We are unable to subscribe to her view. We have perused the written statement. Preliminary Objection No. 2 in the written statement and para No. 4 on merits run as follows:-
"That para No. 4 of the complaint is wrong and denied, since the vehicle had covered about 81,901 kms at the time of defect reported to the Opposite Party No. 3, which seems to be their own negligence and carelessness and because of mishandling of the vehicle. If there was any manufacturing defect from the day one, it could not have covered even 81,901 kms, as admitted in her complaint. Moreover, the vehicle was attended because of normal wear and tear on 18.10.2003 by M/s Kewal Motors, Kanpur for the parts, which are not covered under the warranty i.e. Engine oil, fuel filter, oil filter, water coolant etc. Hence, she cannot claim this much amount and the matter is of complicated nature which cannot be decided in summary proceedings and must be relegated to the Civil court for proper adjudication of the case."

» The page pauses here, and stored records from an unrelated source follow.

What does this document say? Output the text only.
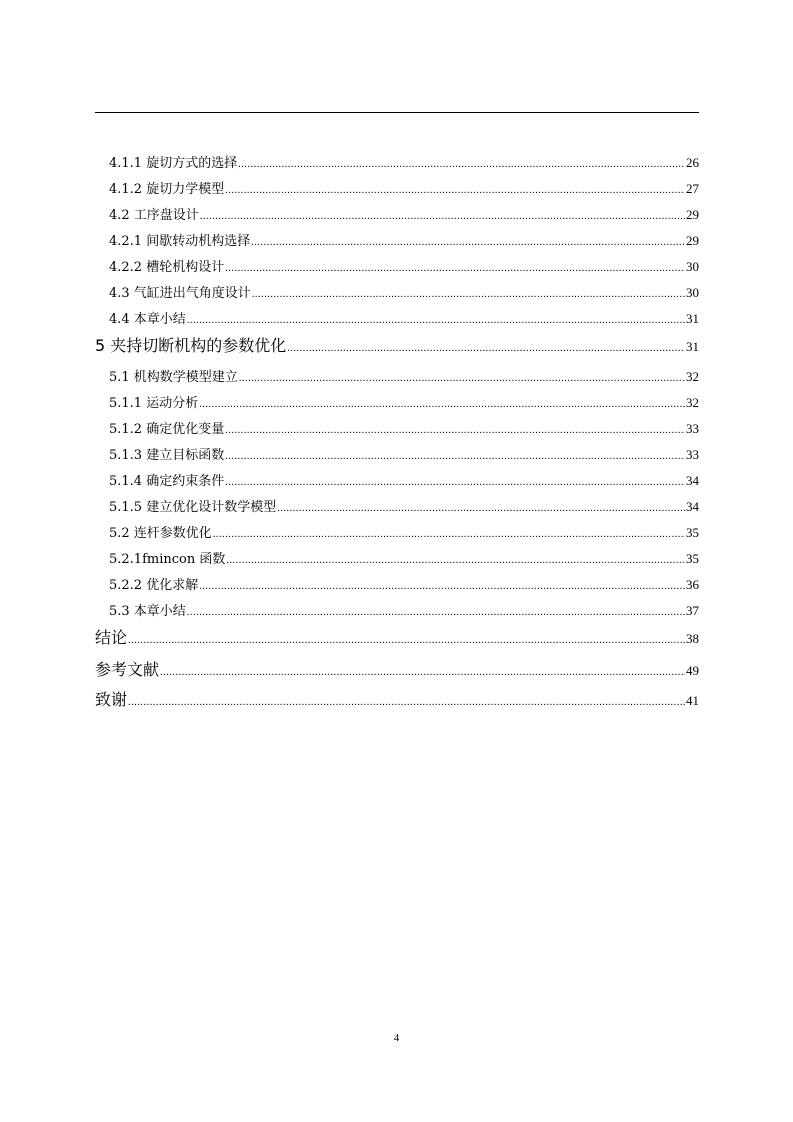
4.1.1 旋切方式的选择 .....	26
4.1.2 旋切力学模型 .....	27
4.2 工序盘设计 .....	29
4.2.1 间歇转动机构选择 .....	29
4.2.2 槽轮机构设计 .....	30
4.3 气缸进出气角度设计 .....	30
4.4 本章小结 .....	31
5 夹持切断机构的参数优化 .....	31
5.1 机构数学模型建立 .....	32
5.1.1 运动分析 .....	32
5.1.2 确定优化变量 .....	33
5.1.3 建立目标函数 .....	33
5.1.4 确定约束条件 .....	34
5.1.5 建立优化设计数学模型 .....	34
5.2 连杆参数优化 .....	35
5.2.1fmincon 函数 .....	35
5.2.2 优化求解 .....	36
5.3 本章小结 .....	37
结论 .....	38
参考文献 .....	49
致谢 .....	41
4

7. We have perused the terms and conditions of warranty. Clause 5 of the said guarantee is hereby produced as under:
"This warranty shall not apply if the vehicle or the engine or any part thereof is repaired or altered otherwise than in accordance with our standard repair procedure, or by any person other than our sales or service establishment, our authorised dealers or their sub-dealers or service centres, nor shall it apply if, in our opinion which shall be final and binding, the vehicle or the engine or the part thereof has been subjected to misuse, negligence, improper or inadequate maintenance and servicing or accident or loading in excess of the carrying capacity as certified by us, or the services prescribed in Operator's Service Book are not carried out at our sales or service establishments, our authorised
dealers or their sub-dealers or service centres.

8. The argument advanced by learned counsel for the Petitioner that the vehicle in question was subjected to misuse, negligence, improper and inadequate maintenance assumes importance. It was the duty of the Complainant to get free services from the opposite parties. This view also finds force from the judgment of this Commission in the case reference Bhagwan Das Agarwal Vs Tata Engineering & Locomotive Company Ltd & Anr rendered on 13.3.2009 in revision Petition No. 1927 of 2007 wherein it was held:

"Yet it is noticed that since there had been no periodical servicing at regular intervals required. Eventual seizure of engine on 24.09.2003 was a fallout of not adhering to the instructions contained in the warranty manual. Though instructions in the operator's service book provided that the Petitioner had to get regular servicing after initial run of 1,000 kms and, thereafter, every 5,000 kms and repeating it at every 10,000 kms, these instructions too were not followed and it seems that only after some problems were noticed in the engine that the vehicle was brought to the service station. The State Commission in our view rightly concluded that the seizure of engine of said vehicle was due to sheer negligence on part of the Petitioner who was not very much particular to follow instructions
contained in the warranty manual that also necessitated taking the vehicle to the service centre."

9. It is, thus, clear that the Complainant did not get free service done and if some defects were there, the same could have been removed instantaneously. No fault can be attributed to the Opposite Parties.

10. Learned counsel for the Petitioner also submitted that the vehicle was transferred to Deepak Kumar and the present case should have been filed within the jurisdiction of Kanpur.

11. We find no force in this argument. The case was rightly filed at Ambala and even if it is assumed that it was transferred to Deepak Kumar, it leaves no impact upon the facts of this case.

12. In the result, we accept both the revision petitions and set aside the orders passed by the fora below and dismiss the complaint. There shall be no order as to costs.